Llegaba la gente de la vecindad, con traje limpio y luciente y una sonrisa feliz en la cara. Una felicidad plácida, tranquila, indescriptible.
Llegaba el padre al altar, con el monaguillo. De espaldas al pueblo y rezando en latín, como se estilaba. “Ave María, gratis plena...”. Incienso, campanillas. La bendición con el Santísimo. Cantos religiosos. Padre nuestro, Aves María. “Bendito sea Dios... Bendito sea su Santo Nombre...”.
Después a la salida, la alegre diáspora de los concurrentes. El enfermo, el que podía caminar, lentamente a su sala. Con un poco de salud en el espíritu, y menos enfermedad en el cuerpo. Los vecinos, a sus casas. Lentamente para hablar de cosas y para gozar la charla. El Sol lentamente declinaba y corría una fresca brisa. Brisa de mayo, olorosa a mangas maduras, a mangos de bocado. A mata florecida. A tierra recién mojada. A lluvia nueva de primavera.
¿Por qué eran tan alegres y hermosas las “Flores de María?” Porque la gente era sencilla. Porque la gente era profundamente espiritual y religiosa. Porque se amaba al prójimo. Porque se conocía el encanto de las pequeñas cosas. El color saltón de una “cuarenta días”, el balanceo de una bella mariposa. O de una cayena movida por la brisa. El arrebol, la tarde. El correr de los muchachos, sobre el corcel de una rama robada al tronco del árbol vecino. Las locuras del loco popular y conocido.

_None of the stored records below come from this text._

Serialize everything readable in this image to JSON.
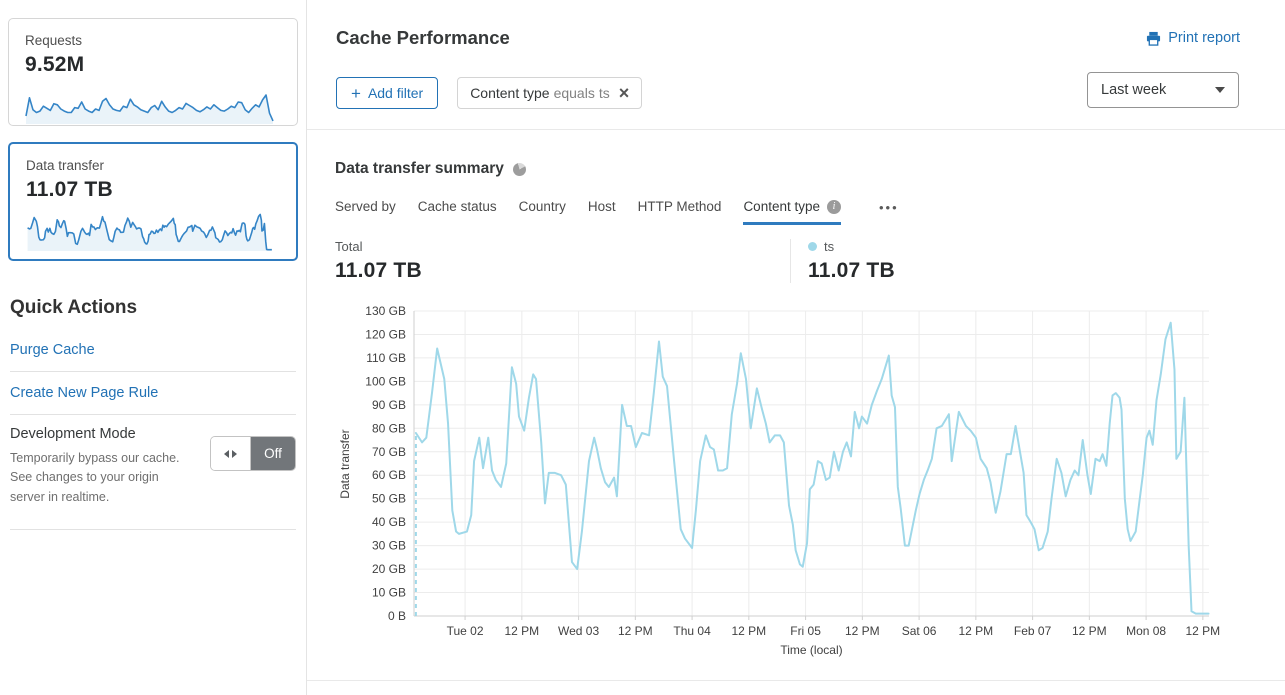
{
  "sidebar": {
    "cards": [
      {
        "label": "Requests",
        "value": "9.52M"
      },
      {
        "label": "Data transfer",
        "value": "11.07 TB"
      }
    ],
    "requests_sparkline": [
      20,
      72,
      38,
      30,
      34,
      48,
      42,
      36,
      55,
      52,
      40,
      34,
      30,
      30,
      44,
      42,
      60,
      40,
      34,
      30,
      40,
      36,
      62,
      70,
      52,
      40,
      36,
      34,
      48,
      44,
      68,
      52,
      46,
      38,
      34,
      30,
      44,
      50,
      38,
      62,
      46,
      34,
      30,
      36,
      44,
      40,
      56,
      50,
      44,
      36,
      32,
      38,
      46,
      40,
      52,
      44,
      36,
      34,
      40,
      48,
      44,
      60,
      58,
      38,
      30,
      42,
      52,
      46,
      66,
      80,
      28,
      6
    ],
    "quick_actions": {
      "title": "Quick Actions",
      "links": [
        "Purge Cache",
        "Create New Page Rule"
      ],
      "dev_mode": {
        "title": "Development Mode",
        "description": "Temporarily bypass our cache. See changes to your origin server in realtime.",
        "toggle_state": "Off"
      }
    }
  },
  "header": {
    "title": "Cache Performance",
    "print_label": "Print report"
  },
  "filters": {
    "add_plus": "+",
    "add_label": "Add filter",
    "chip": {
      "field": "Content type",
      "operator": "equals",
      "value": "ts",
      "close_glyph": "×"
    },
    "time_range": "Last week"
  },
  "summary": {
    "title": "Data transfer summary",
    "tabs": [
      {
        "label": "Served by"
      },
      {
        "label": "Cache status"
      },
      {
        "label": "Country"
      },
      {
        "label": "Host"
      },
      {
        "label": "HTTP Method"
      },
      {
        "label": "Content type",
        "active": true
      }
    ],
    "more_label": "•••",
    "total": {
      "label": "Total",
      "value": "11.07 TB"
    },
    "legend": {
      "name": "ts",
      "value": "11.07 TB",
      "color": "#9fd8e9"
    }
  },
  "colors": {
    "accent": "#2272b5",
    "active_underline": "#2f7bbf",
    "chart_line": "#9fd8e9",
    "grid": "#ececec",
    "axis": "#cfcfcf",
    "tick_text": "#414141",
    "spark_line": "#3585c7",
    "spark_fill": "rgba(53,133,199,0.10)"
  },
  "chart_data": {
    "type": "line",
    "title": "Data transfer summary",
    "xlabel": "Time (local)",
    "ylabel": "Data transfer",
    "unit": "GB",
    "ylim": [
      0,
      130
    ],
    "y_tick_labels": [
      "0 B",
      "10 GB",
      "20 GB",
      "30 GB",
      "40 GB",
      "50 GB",
      "60 GB",
      "70 GB",
      "80 GB",
      "90 GB",
      "100 GB",
      "110 GB",
      "120 GB",
      "130 GB"
    ],
    "grid": true,
    "legend_position": "top-right",
    "t_unit": "hours since Mon Feb 01 00:00",
    "t_range": [
      13.2,
      181.3
    ],
    "x_ticks": [
      {
        "t": 24,
        "label": "Tue 02"
      },
      {
        "t": 36,
        "label": "12 PM"
      },
      {
        "t": 48,
        "label": "Wed 03"
      },
      {
        "t": 60,
        "label": "12 PM"
      },
      {
        "t": 72,
        "label": "Thu 04"
      },
      {
        "t": 84,
        "label": "12 PM"
      },
      {
        "t": 96,
        "label": "Fri 05"
      },
      {
        "t": 108,
        "label": "12 PM"
      },
      {
        "t": 120,
        "label": "Sat 06"
      },
      {
        "t": 132,
        "label": "12 PM"
      },
      {
        "t": 144,
        "label": "Feb 07"
      },
      {
        "t": 156,
        "label": "12 PM"
      },
      {
        "t": 168,
        "label": "Mon 08"
      },
      {
        "t": 180,
        "label": "12 PM"
      }
    ],
    "leadin_dashed": [
      [
        13.6,
        0
      ],
      [
        13.6,
        78
      ]
    ],
    "series": [
      {
        "name": "ts",
        "color": "#9fd8e9",
        "total": "11.07 TB",
        "points": [
          [
            13.6,
            78
          ],
          [
            14.9,
            74
          ],
          [
            15.8,
            76
          ],
          [
            17,
            95
          ],
          [
            18.1,
            114
          ],
          [
            19.6,
            101
          ],
          [
            20.4,
            82
          ],
          [
            21.3,
            45
          ],
          [
            22.1,
            36
          ],
          [
            22.7,
            35
          ],
          [
            24.4,
            36
          ],
          [
            25.3,
            43
          ],
          [
            25.9,
            66
          ],
          [
            27,
            76
          ],
          [
            27.8,
            63
          ],
          [
            28.9,
            76
          ],
          [
            29.7,
            62
          ],
          [
            30.5,
            58
          ],
          [
            31.6,
            55
          ],
          [
            32.7,
            65
          ],
          [
            33.9,
            106
          ],
          [
            34.8,
            99
          ],
          [
            35.4,
            85
          ],
          [
            36.5,
            79
          ],
          [
            37.5,
            93
          ],
          [
            38.4,
            103
          ],
          [
            39,
            101
          ],
          [
            40.1,
            74
          ],
          [
            40.9,
            48
          ],
          [
            41.7,
            61
          ],
          [
            43,
            61
          ],
          [
            44.3,
            60
          ],
          [
            45.3,
            56
          ],
          [
            46.6,
            23
          ],
          [
            47.7,
            20
          ],
          [
            48.7,
            36
          ],
          [
            50.2,
            66
          ],
          [
            51.3,
            76
          ],
          [
            51.9,
            71
          ],
          [
            52.7,
            63
          ],
          [
            53.6,
            57
          ],
          [
            54.4,
            55
          ],
          [
            55.5,
            59
          ],
          [
            56.1,
            51
          ],
          [
            57.2,
            90
          ],
          [
            58.2,
            81
          ],
          [
            59.1,
            81
          ],
          [
            60.1,
            72
          ],
          [
            61.4,
            78
          ],
          [
            62.9,
            77
          ],
          [
            63.9,
            95
          ],
          [
            65,
            117
          ],
          [
            65.8,
            102
          ],
          [
            66.7,
            98
          ],
          [
            68.2,
            66
          ],
          [
            69.6,
            37
          ],
          [
            70.5,
            33
          ],
          [
            72,
            29
          ],
          [
            72.8,
            45
          ],
          [
            73.7,
            66
          ],
          [
            74.9,
            77
          ],
          [
            75.8,
            72
          ],
          [
            76.6,
            71
          ],
          [
            77.5,
            62
          ],
          [
            78.5,
            62
          ],
          [
            79.4,
            63
          ],
          [
            80.4,
            86
          ],
          [
            81.5,
            99
          ],
          [
            82.3,
            112
          ],
          [
            83.4,
            101
          ],
          [
            84.4,
            80
          ],
          [
            85.7,
            97
          ],
          [
            86.8,
            88
          ],
          [
            87.6,
            82
          ],
          [
            88.4,
            74
          ],
          [
            89.5,
            77
          ],
          [
            90.6,
            77
          ],
          [
            91.4,
            74
          ],
          [
            92.5,
            47
          ],
          [
            93.3,
            39
          ],
          [
            93.9,
            28
          ],
          [
            94.8,
            22
          ],
          [
            95.4,
            21
          ],
          [
            96.3,
            31
          ],
          [
            96.9,
            54
          ],
          [
            97.7,
            56
          ],
          [
            98.6,
            66
          ],
          [
            99.4,
            65
          ],
          [
            100.3,
            58
          ],
          [
            101.1,
            59
          ],
          [
            102,
            70
          ],
          [
            103,
            62
          ],
          [
            103.9,
            70
          ],
          [
            104.7,
            74
          ],
          [
            105.6,
            68
          ],
          [
            106.4,
            87
          ],
          [
            107.3,
            80
          ],
          [
            107.9,
            85
          ],
          [
            109,
            82
          ],
          [
            110,
            90
          ],
          [
            111.1,
            96
          ],
          [
            112.1,
            101
          ],
          [
            113.6,
            111
          ],
          [
            114.2,
            94
          ],
          [
            114.9,
            89
          ],
          [
            115.5,
            55
          ],
          [
            116.1,
            46
          ],
          [
            117,
            30
          ],
          [
            117.8,
            30
          ],
          [
            118.4,
            36
          ],
          [
            119.3,
            45
          ],
          [
            120.1,
            52
          ],
          [
            121,
            58
          ],
          [
            121.8,
            62
          ],
          [
            122.7,
            67
          ],
          [
            123.7,
            80
          ],
          [
            124.8,
            81
          ],
          [
            126.3,
            86
          ],
          [
            126.9,
            66
          ],
          [
            128.4,
            87
          ],
          [
            129.9,
            81
          ],
          [
            130.9,
            79
          ],
          [
            132,
            76
          ],
          [
            133,
            67
          ],
          [
            134.3,
            63
          ],
          [
            135.1,
            57
          ],
          [
            136.2,
            44
          ],
          [
            137.2,
            53
          ],
          [
            138.5,
            69
          ],
          [
            139.4,
            69
          ],
          [
            140.4,
            81
          ],
          [
            141.5,
            68
          ],
          [
            142.1,
            61
          ],
          [
            142.7,
            43
          ],
          [
            143.6,
            40
          ],
          [
            144.4,
            37
          ],
          [
            145.3,
            28
          ],
          [
            146.1,
            29
          ],
          [
            147.2,
            36
          ],
          [
            148,
            50
          ],
          [
            149.1,
            67
          ],
          [
            150.1,
            61
          ],
          [
            151,
            51
          ],
          [
            152,
            58
          ],
          [
            152.9,
            62
          ],
          [
            153.7,
            60
          ],
          [
            154.6,
            75
          ],
          [
            155.6,
            60
          ],
          [
            156.3,
            52
          ],
          [
            157.3,
            67
          ],
          [
            158.2,
            66
          ],
          [
            158.8,
            69
          ],
          [
            159.6,
            64
          ],
          [
            160.3,
            82
          ],
          [
            160.9,
            94
          ],
          [
            161.6,
            95
          ],
          [
            162.4,
            93
          ],
          [
            162.8,
            88
          ],
          [
            163.5,
            50
          ],
          [
            164.1,
            37
          ],
          [
            164.7,
            32
          ],
          [
            165.8,
            36
          ],
          [
            166.6,
            49
          ],
          [
            167.3,
            60
          ],
          [
            168.1,
            76
          ],
          [
            168.7,
            79
          ],
          [
            169.4,
            73
          ],
          [
            170.2,
            92
          ],
          [
            171.1,
            103
          ],
          [
            172.1,
            118
          ],
          [
            173.2,
            125
          ],
          [
            174,
            105
          ],
          [
            174.4,
            67
          ],
          [
            175.3,
            70
          ],
          [
            176.1,
            93
          ],
          [
            177,
            30
          ],
          [
            177.6,
            2
          ],
          [
            178.5,
            1
          ],
          [
            179.5,
            1
          ],
          [
            181.2,
            1
          ]
        ]
      }
    ]
  }
}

El color de los vestidos. Las largas cabelleras y las faldas sencillas movidas por el viento. La belleza natural de las muchachas.
¿Por qué eran tan alegres y hermosas las “Flores de María?” Quizá porque las rosas, las cayenas y los cuarenta días, se cortaban allí, frescas y húmedas, en los propios jardines de las casas. Humildes pero hermosos, para dar las flores que se traían a las iglesia. Eran flores naturales cortadas con cariño. Cortadas con el alma, llevadas con ternura a una Virgen que se amaba con fe.
Por eso eran las “Flores de María”. Olorosas a incienso, que en espirales de gris, se desvanecía en el aire. Hacía los cirios, hacia las imágenes, hacía la esperanza y la fe. La ciudad tenía el encanto de las primeras lluvias.
La gente era sencilla, pero pura. El amor era sencillo, pro sincero y tierno. La gente, después de la iglesia, regresaba lentamente a sus casas con una lenta alegría.
Valencia aldeana y sencilla, dejaba escapar la tarde en los arreboles del poniente. La ciudad era otra. Las estrellas y la Luna encendían sus amapolas para iluminar la noche. La ciudad era otra, las flores eran frescas y auténticas.
“Por eso eran bellas, en los antiguos mayos las Flores de María”
Tomado de la Revista In-fórmate 206 de 1990.